US violates anti-missile treaty

May 1, 1991
Issue 

By Conn M. Hallinan

While most of the US media were transfixed by the Gulf War, the Bush administration quietly carried out a violation of the Anti-Ballistic Missile Treaty.

On January 28, the US fired from Kwajalein Atoll in the South Pacific an Eris missile that successfully intercepted an ICBM warhead launched from California. The Eris employs a special infrared sensor that reflects a major breakthrough in ABM technology.

Amid the smoke and fog of war, the test got little play in the media, and the New York Times did its level best to obscure just how alarming the incident was. In a front-page article, Times science writer William J Broad waxed eloquent about the Eris and how the Patriot missile successes in the Gulf War had created a favourable climate for the Strategic Defence Initiative, or Star Wars.

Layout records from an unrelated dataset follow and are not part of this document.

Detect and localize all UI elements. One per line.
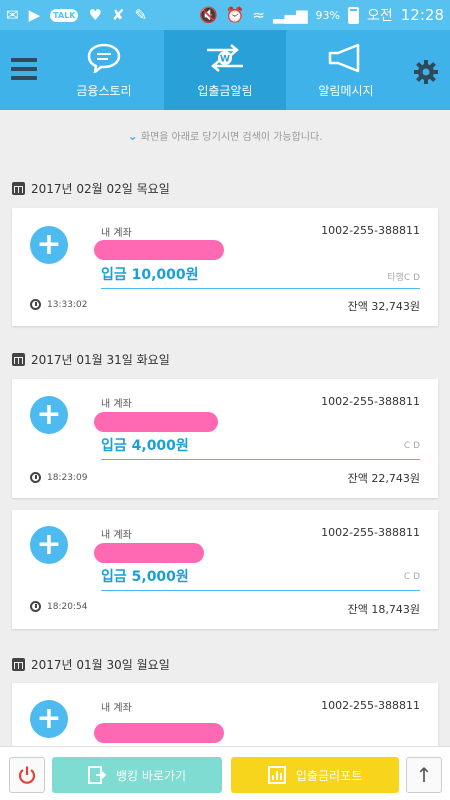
power-icon [18,766,36,784]
cleaner-icon: ✎ [134,5,148,24]
transaction-time: 18:23:09 [30,472,87,483]
balance: 잔액 18,743원 [347,603,420,616]
account-number: 1002-255-388811 [321,699,420,712]
status-bar: ✉ ▶ TALK ♥ ✘ ✎ 🔇 ⏰ ≈ ▂▄▆ 93% 오전 12:28 [0,0,450,30]
redaction-mark [94,723,224,743]
account-label: 내 계좌 [101,530,132,541]
divider [101,590,420,591]
transaction-time: 13:33:02 [30,299,87,310]
bank-name: C D [403,572,420,582]
status-system: 🔇 ⏰ ≈ ▂▄▆ 93% 오전 12:28 [199,5,444,25]
account-label: 내 계좌 [101,228,132,239]
clock-icon [30,299,41,310]
time-text: 18:20:54 [47,601,88,612]
bar-chart-icon [267,766,286,784]
menu-icon[interactable] [11,58,37,80]
date-text: 2017년 02월 02일 목요일 [31,182,170,196]
banking-exit-icon [87,766,106,784]
transaction-report-label: 입출금리포트 [295,768,363,783]
clock-time: 12:28 [400,6,444,24]
account-number: 1002-255-388811 [321,526,420,539]
calendar-icon [12,658,25,671]
wifi-icon: ≈ [252,5,265,24]
expand-plus-icon[interactable]: + [30,226,68,264]
mute-icon: 🔇 [198,5,218,24]
signal-icon: ▂▄▆ [272,5,308,24]
tab-transaction-alerts[interactable]: W 입출금알림 [164,30,286,110]
account-label: 내 계좌 [101,703,132,714]
hint-text: 화면을 아래로 당기시면 검색이 가능합니다. [140,132,323,143]
tab-label: 알림메시지 [318,83,374,98]
tab-label: 입출금알림 [197,83,253,98]
transaction-time: 18:20:54 [30,601,87,612]
bank-name: C D [403,441,420,451]
deposit-amount: 입금 4,000원 [101,438,189,454]
divider [101,288,420,289]
gear-icon[interactable] [414,60,438,84]
play-icon: ▶ [28,5,41,24]
arrow-up-icon: ↑ [415,763,433,787]
divider [101,459,420,460]
banking-shortcut-button[interactable]: 뱅킹 바로가기 [52,757,222,793]
speech-bubble-icon [87,42,121,74]
expand-plus-icon[interactable]: + [30,700,68,738]
clock-icon [30,472,41,483]
battery-icon [348,6,359,24]
expand-plus-icon[interactable]: + [30,526,68,564]
account-number: 1002-255-388811 [321,395,420,408]
message-icon: ✉ [6,5,19,24]
svg-text:W: W [220,54,230,64]
transaction-report-button[interactable]: 입출금리포트 [231,757,399,793]
account-number: 1002-255-388811 [321,224,420,237]
redaction-mark [94,240,224,260]
transaction-card[interactable]: + 내 계좌 1002-255-388811 입금 4,000원 C D 18:… [12,379,438,498]
balance: 잔액 22,743원 [347,472,420,485]
banking-shortcut-label: 뱅킹 바로가기 [115,768,187,783]
tab-alert-messages[interactable]: 알림메시지 [286,30,406,110]
chevron-down-icon: ⌄ [127,129,138,143]
bank-name: 타행C D [387,273,420,283]
app-icon: ✘ [111,5,125,24]
alarm-icon: ⏰ [225,5,245,24]
tab-financial-story[interactable]: 금융스토리 [44,30,164,110]
deposit-amount: 입금 5,000원 [101,569,189,585]
expand-plus-icon[interactable]: + [30,396,68,434]
calendar-icon [12,182,25,195]
pull-to-search-hint: ⌄ 화면을 아래로 당기시면 검색이 가능합니다. [0,128,450,143]
clock-ampm: 오전 [367,8,393,24]
redaction-mark [94,412,218,432]
redaction-mark [94,543,204,563]
clock-icon [30,601,41,612]
date-text: 2017년 01월 30일 월요일 [31,658,170,672]
account-label: 내 계좌 [101,399,132,410]
transaction-card[interactable]: + 내 계좌 1002-255-388811 입금 5,000원 C D 18:… [12,510,438,629]
calendar-icon [12,353,25,366]
heart-icon: ♥ [88,5,102,24]
transaction-card[interactable]: + 내 계좌 1002-255-388811 입금 10,000원 타행C D … [12,208,438,326]
date-header: 2017년 01월 31일 화요일 [12,351,170,368]
time-text: 18:23:09 [47,472,88,483]
kakaotalk-icon: TALK [50,8,79,22]
status-notifications: ✉ ▶ TALK ♥ ✘ ✎ [6,5,148,24]
date-header: 2017년 01월 30일 월요일 [12,656,170,673]
top-nav: 금융스토리 W 입출금알림 알림메시지 [0,30,450,110]
tab-label: 금융스토리 [76,83,132,98]
battery-percent: 93% [315,8,340,22]
time-text: 13:33:02 [47,299,88,310]
date-text: 2017년 01월 31일 화요일 [31,353,170,367]
balance: 잔액 32,743원 [347,300,420,313]
megaphone-icon [326,42,366,74]
transfer-icon: W [203,42,247,74]
deposit-amount: 입금 10,000원 [101,267,199,283]
scroll-to-top-button[interactable]: ↑ [406,757,442,793]
bottom-bar: 뱅킹 바로가기 입출금리포트 ↑ [0,746,450,800]
power-button[interactable] [9,757,45,793]
date-header: 2017년 02월 02일 목요일 [12,180,170,197]
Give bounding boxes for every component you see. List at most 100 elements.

Not until the second-to-last paragraph did Broad even mention the ABM treaty:

"From the start of the Eris program the government had said the flight test would not violate a 1972 treaty in which the Soviet Union and the United States agreed to limits on developing or deploying improved anti-missile devices. But some private experts have suggested that the advanced Eris sensor might violate the treaty."

But what the government says does not violate the treaty, of course, has nothing to do with what the treaty says.

In 1985 the Reagan administration unilaterally declared that the ABM treaty allowed development and testing of "new technology", a position still held by the Bush administration. In a letter to the Times in October 1985, Gerard C Smith, chief negotiator of the 1972 treaty, insisted that any development or testing of ABM technology was a violation of the agreement, quoting Article 5 section 1: "each party undertakes not to develop, test, or deploy ABM systems or components which are sea based, air based, space based, or mobile land based".

The idea behind the treaty was that the ABM systems were inherently destabilising because they might tempt one side to launch a first strike, hoping that their ABMs could absorb a weakened retaliatory blow. The treaty's preamble argues "that effective measures to limit anti ballistic missile systems would be a substantial factor in curbing the race in strategic offensive arms and would lead to a decrease in the risk of outbreak of war involving nuclear weapons".

That was why the 1972 treaty not only blocked all development and testing, but limited land-based systems to 100 launchers and missiles in a single site.

If the 1972 treaty is scuttled, the world can kiss control of long range ballistic missiles goodbye.